December 2019 - present

In December of 2019, I submitted a 12-page report for the student subcompetition of the 2020 NFL Data Bowl, a data analytics competition organized by the NFL, open to teams of undergraduate and graduate students. The student competition's problem statement was simple: using any dataset, produce a report with innovative findings regarding the run game in the NFL. That is to say, produce some data analysis that leads to new conclusions about the usage of running backs in football. In late January of 2020, the NFL announced I was selected as one of the six finalists in this competition. Next, I'll be presenting my findings in person at the 2020 Scouting Combine on February 26th. The overall winner will receive four NFL game tickets as well as $1,000 to spend in the NFL gift shop. Below is the official announcement of my selection as a finalist.

My approach in this competition involved leveraging the newly-available dataset of player tracking data for 23,000 run plays alongside a "pitch control" model—initially developed by soccer analytics researchers—to compute each team's control over every point on the field. I then used these field control values to fit a model predicting the outcome of run plays, finding that the most relevant predictor of a succesful run play is the presence of a gap in the running back's expected point of intersection with the line of scrimmage. In other words, it matters most that there's space where the running back is running, and less that space exists somewhere else where the running back could adjust his run towards. My complete report detailing my motivations, computational methods, and eventual results is avaiable in full below.

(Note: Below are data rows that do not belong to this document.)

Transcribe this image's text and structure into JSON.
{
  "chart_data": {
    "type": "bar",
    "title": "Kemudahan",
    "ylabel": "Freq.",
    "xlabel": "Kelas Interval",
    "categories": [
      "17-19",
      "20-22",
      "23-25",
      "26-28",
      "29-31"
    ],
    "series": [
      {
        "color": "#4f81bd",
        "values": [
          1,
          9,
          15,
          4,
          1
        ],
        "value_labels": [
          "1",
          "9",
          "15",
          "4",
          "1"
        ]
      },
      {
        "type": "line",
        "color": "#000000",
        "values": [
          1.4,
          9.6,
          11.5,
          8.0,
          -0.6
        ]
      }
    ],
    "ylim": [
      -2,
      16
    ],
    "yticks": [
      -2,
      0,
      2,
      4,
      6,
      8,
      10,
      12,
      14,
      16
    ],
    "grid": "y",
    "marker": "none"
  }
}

My findings have several key implications for the offensive design of football plays, and open avenues for future work. Firstly, my results are in line with what many football researchers have previously concluded: the most critical factor in creating succesful run plays is the space-creation of the offensive line. Aditionally, my results call into question the sustainability of players like Le'Veon Bell, who are known for their impressive ability to stall, change directions, and bide their time until a gap presents itself. With respect to future work, the most obvious avenue for further exploration is with an augmented dataset providing tracking data for the entirety of the play. My work inherently adopts a simplification of the running back's motion, treating it as a straight line. Complete tracking data would allow for a more realistic modeling of running back motion, and a better understanding of how field control changes as a play progresses.